C44A-05
Land and Vegetation Data Products for the ICESat-2 Mission

Thursday, 17 December 2015: 17:00
3007 (Moscone West)
Amy L Neuenschwander, University of Texas at Austin, Austin, TX, United States
Abstract:
The Earth’s land surface is a complex mosaic of geomorphic units and land cover types resulting in large variations in terrain height, slope, roughness, vegetation height and reflectance, often with the variations occurring over very small spatial scales. Documentation of these landscape properties is a first step in understanding the interplay between the formative processes and response to changing conditions. ICESat-2 will provide a global distribution of geodetic measurements (of both the terrain surface and relative canopy heights) which will provide a significant benefit to society through a variety of applications including sea level change monitoring, forest structural mapping and biomass estimation, and improved global digital terrain models. Topography, or land surface height, is an important component for many height applications, both to the scientific and commercial sectors.
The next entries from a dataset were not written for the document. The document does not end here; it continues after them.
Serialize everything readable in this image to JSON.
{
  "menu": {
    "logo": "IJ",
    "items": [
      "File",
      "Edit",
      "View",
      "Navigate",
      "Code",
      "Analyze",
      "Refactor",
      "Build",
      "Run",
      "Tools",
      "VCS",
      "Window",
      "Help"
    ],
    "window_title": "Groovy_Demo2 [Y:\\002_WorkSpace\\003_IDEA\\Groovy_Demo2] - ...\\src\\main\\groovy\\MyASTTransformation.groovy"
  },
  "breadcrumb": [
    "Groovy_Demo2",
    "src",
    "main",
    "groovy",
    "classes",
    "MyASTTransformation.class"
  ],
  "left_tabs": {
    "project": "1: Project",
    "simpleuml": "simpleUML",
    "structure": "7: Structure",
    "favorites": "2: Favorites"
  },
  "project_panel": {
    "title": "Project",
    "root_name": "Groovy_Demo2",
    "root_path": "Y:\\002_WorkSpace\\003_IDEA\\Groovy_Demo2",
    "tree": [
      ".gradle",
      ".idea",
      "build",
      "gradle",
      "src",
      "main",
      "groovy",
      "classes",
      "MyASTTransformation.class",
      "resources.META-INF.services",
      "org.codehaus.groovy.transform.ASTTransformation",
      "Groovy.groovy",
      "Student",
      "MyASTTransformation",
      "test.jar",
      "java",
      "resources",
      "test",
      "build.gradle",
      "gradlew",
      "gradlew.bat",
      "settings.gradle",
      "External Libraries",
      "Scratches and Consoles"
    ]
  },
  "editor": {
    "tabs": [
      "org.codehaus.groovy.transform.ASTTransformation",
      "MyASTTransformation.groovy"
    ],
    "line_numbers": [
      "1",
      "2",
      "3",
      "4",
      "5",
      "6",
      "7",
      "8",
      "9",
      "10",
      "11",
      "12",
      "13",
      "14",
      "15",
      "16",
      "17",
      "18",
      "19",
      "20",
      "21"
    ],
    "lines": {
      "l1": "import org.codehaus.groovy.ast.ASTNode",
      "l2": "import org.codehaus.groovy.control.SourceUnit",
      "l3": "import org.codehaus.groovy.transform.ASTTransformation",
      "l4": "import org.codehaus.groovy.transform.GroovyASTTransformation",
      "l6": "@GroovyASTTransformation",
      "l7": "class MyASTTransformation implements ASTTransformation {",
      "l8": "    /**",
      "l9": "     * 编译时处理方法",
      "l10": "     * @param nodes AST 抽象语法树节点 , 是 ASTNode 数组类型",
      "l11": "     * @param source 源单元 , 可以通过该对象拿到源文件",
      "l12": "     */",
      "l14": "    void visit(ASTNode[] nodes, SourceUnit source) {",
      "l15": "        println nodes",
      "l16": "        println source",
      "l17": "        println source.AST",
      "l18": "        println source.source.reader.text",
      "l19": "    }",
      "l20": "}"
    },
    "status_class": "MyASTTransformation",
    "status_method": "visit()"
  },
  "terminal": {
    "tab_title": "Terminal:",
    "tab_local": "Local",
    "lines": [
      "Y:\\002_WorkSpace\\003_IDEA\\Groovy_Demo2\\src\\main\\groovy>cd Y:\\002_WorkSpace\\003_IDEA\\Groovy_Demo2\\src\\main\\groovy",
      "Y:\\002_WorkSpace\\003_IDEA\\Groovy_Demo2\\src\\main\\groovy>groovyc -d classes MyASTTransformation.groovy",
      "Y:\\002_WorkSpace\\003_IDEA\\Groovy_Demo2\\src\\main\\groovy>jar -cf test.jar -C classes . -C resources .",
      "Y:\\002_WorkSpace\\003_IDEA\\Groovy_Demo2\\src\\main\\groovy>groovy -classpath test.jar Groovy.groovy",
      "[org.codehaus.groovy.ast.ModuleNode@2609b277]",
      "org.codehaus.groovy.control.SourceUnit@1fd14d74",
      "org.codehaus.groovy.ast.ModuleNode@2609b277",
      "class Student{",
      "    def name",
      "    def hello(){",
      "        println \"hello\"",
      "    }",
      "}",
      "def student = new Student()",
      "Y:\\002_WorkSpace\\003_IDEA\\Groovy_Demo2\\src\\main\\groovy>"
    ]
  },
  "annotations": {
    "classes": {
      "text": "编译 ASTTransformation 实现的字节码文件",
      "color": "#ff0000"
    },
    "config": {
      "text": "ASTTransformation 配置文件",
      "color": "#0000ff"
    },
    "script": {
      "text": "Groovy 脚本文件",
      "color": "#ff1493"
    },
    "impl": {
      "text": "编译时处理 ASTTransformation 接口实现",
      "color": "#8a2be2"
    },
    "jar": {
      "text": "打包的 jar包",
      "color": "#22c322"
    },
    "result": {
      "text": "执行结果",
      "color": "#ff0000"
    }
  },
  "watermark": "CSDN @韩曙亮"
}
In addition to producing a global terrain product, monitoring the amount and distribution of above ground vegetation and carbon pools enables improved characterization of the global carbon budget. Although ICESat-2 is not positioned to provide global biomass estimates due to its profiling configuration and limited detection capabilities for some ecosystems, it is anticipated that the ICESat-2 data products for vegetation will be complementary to other ongoing biomass and vegetation mapping efforts. Topographic and canopy data products from ICESat-2 will be produced and delivered in both an along-track (profiling) mode and gridded mode. To increase the spatial sampling of ICESat-2 measurements over non-cryospheric regions, ICESat-2 will be off-nadir pointed at various angles (maximum of 1.8 degrees) from the reference ground track during the entire mission.